Juvenile primary lateral sclerosis (JPLS) is a very rare motor neuron disease characterized by progressive upper motor neuron dysfunction leading to loss of ability to walk with wheelchair dependence, and subsequently, loss of motor speech production.
The prevalence and incidence of JPLS are not known. A very small number of cases, around 4 patients, have been reported to date with this condition. The disorder has been described in various ethnic groups.
Affected patients are usually normal at birth and have normal early development. During the second year of life, they lose the ability to walk (some patients never walk due to early severe spasticity) and then develop slowly progressive upper motor neuron disorders including pseudobulbar palsy and spastic quadriplegia. Other signs include clumsiness, muscle weakness and balance difficulties. Patients generally become wheelchair dependent by adolescence. Between 2 and 10 years of age, motor speech production is lost causing dysarthria, dysphagia and drooling. Cognitive function is generally not affected.
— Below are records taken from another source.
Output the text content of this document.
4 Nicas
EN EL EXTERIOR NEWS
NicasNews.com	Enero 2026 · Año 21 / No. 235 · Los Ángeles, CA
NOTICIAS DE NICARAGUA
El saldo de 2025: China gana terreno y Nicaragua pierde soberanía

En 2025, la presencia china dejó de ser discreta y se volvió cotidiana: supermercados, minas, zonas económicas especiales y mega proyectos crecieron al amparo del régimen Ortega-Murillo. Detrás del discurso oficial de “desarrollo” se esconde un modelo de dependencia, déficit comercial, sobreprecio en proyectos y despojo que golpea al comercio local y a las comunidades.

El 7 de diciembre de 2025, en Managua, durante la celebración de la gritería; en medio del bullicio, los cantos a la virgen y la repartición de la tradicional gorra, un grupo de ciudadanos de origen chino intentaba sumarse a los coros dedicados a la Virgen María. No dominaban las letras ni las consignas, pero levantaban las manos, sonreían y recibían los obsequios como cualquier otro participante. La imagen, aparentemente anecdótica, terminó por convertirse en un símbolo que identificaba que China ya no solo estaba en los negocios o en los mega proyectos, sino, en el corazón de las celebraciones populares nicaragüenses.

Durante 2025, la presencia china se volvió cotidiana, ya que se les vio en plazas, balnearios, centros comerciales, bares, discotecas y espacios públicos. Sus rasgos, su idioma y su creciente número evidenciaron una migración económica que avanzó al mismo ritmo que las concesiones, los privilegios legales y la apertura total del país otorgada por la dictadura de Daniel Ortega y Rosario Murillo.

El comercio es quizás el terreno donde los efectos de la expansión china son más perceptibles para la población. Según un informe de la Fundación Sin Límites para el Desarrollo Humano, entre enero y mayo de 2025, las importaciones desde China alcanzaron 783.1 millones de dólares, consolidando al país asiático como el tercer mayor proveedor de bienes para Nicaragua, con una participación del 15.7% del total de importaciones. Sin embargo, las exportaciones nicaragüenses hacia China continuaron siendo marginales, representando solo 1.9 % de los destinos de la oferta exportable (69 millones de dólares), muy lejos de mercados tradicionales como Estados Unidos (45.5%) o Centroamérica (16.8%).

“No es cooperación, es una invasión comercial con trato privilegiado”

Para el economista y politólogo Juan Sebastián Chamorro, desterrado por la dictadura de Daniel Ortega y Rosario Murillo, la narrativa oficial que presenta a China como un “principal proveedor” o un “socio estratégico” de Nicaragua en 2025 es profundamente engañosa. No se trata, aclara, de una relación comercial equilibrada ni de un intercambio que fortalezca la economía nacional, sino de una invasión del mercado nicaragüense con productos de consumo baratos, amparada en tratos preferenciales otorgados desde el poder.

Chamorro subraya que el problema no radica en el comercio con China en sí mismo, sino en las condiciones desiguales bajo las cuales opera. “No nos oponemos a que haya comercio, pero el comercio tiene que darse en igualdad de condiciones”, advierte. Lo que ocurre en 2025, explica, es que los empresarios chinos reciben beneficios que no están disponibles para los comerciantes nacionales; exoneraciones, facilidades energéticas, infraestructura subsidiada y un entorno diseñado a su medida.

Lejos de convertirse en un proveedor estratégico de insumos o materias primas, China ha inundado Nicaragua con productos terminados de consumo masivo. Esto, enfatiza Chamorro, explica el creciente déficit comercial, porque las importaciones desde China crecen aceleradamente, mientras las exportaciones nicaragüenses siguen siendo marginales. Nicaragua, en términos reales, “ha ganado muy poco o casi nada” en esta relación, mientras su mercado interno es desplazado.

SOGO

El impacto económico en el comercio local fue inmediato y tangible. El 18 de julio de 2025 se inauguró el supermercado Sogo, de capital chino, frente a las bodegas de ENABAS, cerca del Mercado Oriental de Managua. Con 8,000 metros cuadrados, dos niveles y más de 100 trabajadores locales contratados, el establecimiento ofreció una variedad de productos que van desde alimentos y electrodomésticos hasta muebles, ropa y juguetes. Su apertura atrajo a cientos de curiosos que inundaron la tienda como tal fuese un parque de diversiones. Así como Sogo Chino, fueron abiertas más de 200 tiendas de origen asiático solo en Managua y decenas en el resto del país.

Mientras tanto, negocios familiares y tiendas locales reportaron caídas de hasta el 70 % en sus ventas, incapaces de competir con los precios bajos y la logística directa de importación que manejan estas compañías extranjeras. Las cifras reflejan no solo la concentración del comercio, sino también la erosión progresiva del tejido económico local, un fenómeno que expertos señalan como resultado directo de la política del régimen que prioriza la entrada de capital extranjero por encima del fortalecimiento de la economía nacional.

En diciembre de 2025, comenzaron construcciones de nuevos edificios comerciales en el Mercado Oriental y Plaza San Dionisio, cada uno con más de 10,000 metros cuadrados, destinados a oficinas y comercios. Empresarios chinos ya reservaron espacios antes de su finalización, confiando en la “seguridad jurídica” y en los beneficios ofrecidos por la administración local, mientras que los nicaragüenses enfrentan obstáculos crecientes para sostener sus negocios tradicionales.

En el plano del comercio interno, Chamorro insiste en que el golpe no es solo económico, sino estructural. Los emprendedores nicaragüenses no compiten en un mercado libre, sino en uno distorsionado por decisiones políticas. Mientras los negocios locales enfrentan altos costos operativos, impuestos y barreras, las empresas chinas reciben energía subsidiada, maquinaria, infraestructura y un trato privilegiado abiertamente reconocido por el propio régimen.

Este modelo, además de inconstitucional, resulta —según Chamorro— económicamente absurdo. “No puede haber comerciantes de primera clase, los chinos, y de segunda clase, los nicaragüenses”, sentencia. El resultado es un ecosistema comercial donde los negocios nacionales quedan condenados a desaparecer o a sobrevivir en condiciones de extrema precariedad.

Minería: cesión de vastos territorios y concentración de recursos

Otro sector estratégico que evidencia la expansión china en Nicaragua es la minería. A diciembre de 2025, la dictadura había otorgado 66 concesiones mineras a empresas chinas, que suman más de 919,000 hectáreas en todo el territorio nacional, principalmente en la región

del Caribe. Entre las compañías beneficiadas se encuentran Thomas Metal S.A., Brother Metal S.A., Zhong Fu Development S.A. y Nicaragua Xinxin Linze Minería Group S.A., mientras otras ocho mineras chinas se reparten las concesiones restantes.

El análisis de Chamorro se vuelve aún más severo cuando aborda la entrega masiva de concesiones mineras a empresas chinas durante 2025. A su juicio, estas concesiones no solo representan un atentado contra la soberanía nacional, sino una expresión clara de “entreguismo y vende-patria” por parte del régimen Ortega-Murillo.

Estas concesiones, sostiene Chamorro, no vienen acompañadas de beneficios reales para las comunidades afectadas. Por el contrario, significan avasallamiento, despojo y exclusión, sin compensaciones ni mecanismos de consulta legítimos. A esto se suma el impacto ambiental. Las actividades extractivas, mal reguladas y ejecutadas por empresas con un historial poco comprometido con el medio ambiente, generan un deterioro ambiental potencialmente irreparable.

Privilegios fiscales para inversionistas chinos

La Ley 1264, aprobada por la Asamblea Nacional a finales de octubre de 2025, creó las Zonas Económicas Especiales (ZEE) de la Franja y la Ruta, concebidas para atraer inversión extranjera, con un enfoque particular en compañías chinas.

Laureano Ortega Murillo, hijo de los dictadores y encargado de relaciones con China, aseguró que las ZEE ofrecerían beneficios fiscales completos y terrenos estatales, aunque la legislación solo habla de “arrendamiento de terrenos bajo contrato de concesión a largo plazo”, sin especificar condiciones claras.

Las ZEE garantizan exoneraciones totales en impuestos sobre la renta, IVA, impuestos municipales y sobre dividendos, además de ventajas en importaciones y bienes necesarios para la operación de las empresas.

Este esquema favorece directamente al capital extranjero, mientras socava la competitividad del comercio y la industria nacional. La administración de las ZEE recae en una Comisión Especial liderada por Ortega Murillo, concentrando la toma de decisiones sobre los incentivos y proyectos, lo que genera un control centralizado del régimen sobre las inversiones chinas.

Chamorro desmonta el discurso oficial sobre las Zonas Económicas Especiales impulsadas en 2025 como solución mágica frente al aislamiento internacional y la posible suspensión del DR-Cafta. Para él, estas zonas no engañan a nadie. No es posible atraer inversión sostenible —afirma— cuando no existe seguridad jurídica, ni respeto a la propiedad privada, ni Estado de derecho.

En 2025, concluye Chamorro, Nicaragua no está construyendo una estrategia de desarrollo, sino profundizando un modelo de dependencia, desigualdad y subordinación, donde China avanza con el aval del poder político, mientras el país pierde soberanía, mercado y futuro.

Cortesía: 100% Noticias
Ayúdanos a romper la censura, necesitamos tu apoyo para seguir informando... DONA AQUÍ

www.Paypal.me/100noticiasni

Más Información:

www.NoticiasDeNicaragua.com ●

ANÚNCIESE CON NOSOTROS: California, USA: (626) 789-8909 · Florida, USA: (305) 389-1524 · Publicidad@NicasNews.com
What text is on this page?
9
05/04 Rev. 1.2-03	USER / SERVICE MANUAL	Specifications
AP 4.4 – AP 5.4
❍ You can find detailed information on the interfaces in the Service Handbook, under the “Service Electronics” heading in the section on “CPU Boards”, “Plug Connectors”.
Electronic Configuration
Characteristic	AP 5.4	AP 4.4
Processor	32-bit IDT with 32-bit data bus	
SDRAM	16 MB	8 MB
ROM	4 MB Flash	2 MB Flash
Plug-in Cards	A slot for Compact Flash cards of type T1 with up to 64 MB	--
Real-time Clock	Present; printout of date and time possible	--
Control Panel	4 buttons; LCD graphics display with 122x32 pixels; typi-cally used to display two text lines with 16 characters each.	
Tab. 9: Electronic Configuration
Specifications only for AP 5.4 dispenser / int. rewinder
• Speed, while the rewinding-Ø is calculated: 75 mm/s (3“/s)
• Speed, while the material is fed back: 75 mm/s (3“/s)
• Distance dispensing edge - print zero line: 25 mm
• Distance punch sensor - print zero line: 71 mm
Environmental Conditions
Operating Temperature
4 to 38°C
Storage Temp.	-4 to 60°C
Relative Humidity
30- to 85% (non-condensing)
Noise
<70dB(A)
Mutations in the ALS2 gene (2q33-q35) encoding alsin, a protein that is abundant in motor neurons, and less commonly mutations in the ERLIN2 gene (8p11.2) have been reported.
Diagnosis is based on the characteristic clinical signs and can be confirmed by molecular genetic testing. Electromyography, nerve conduction velocities, visual evoked potentials, and brain stem auditory evoked potentials are all normal, while transcranial magnetic stimulation shows no motor evoked potentials. Computed tomography (CT) and magnetic resonance imaging (MRI) scans of the brain and spinal cord are normal.
Differential diagnoses include the allelic disorders juvenile amyotrophic lateral sclerosis and infantile-onset ascending hereditary spastic paralysis (see these terms).
Prenatal diagnosis for at-risk pregnancies is possible if the disease-causing mutations have been identified in the family.
JPLS is inherited in an autosomal recessive manner. The parents of an affected individual are obligate heterozygotes and are therefore asymptomatic carriers. Genetic counseling should be provided to affected families.
Management primarily involves physical and occupational therapy to promote mobility and independence.
The prognosis is guarded, with the clinical signs having a major impact on quality of life.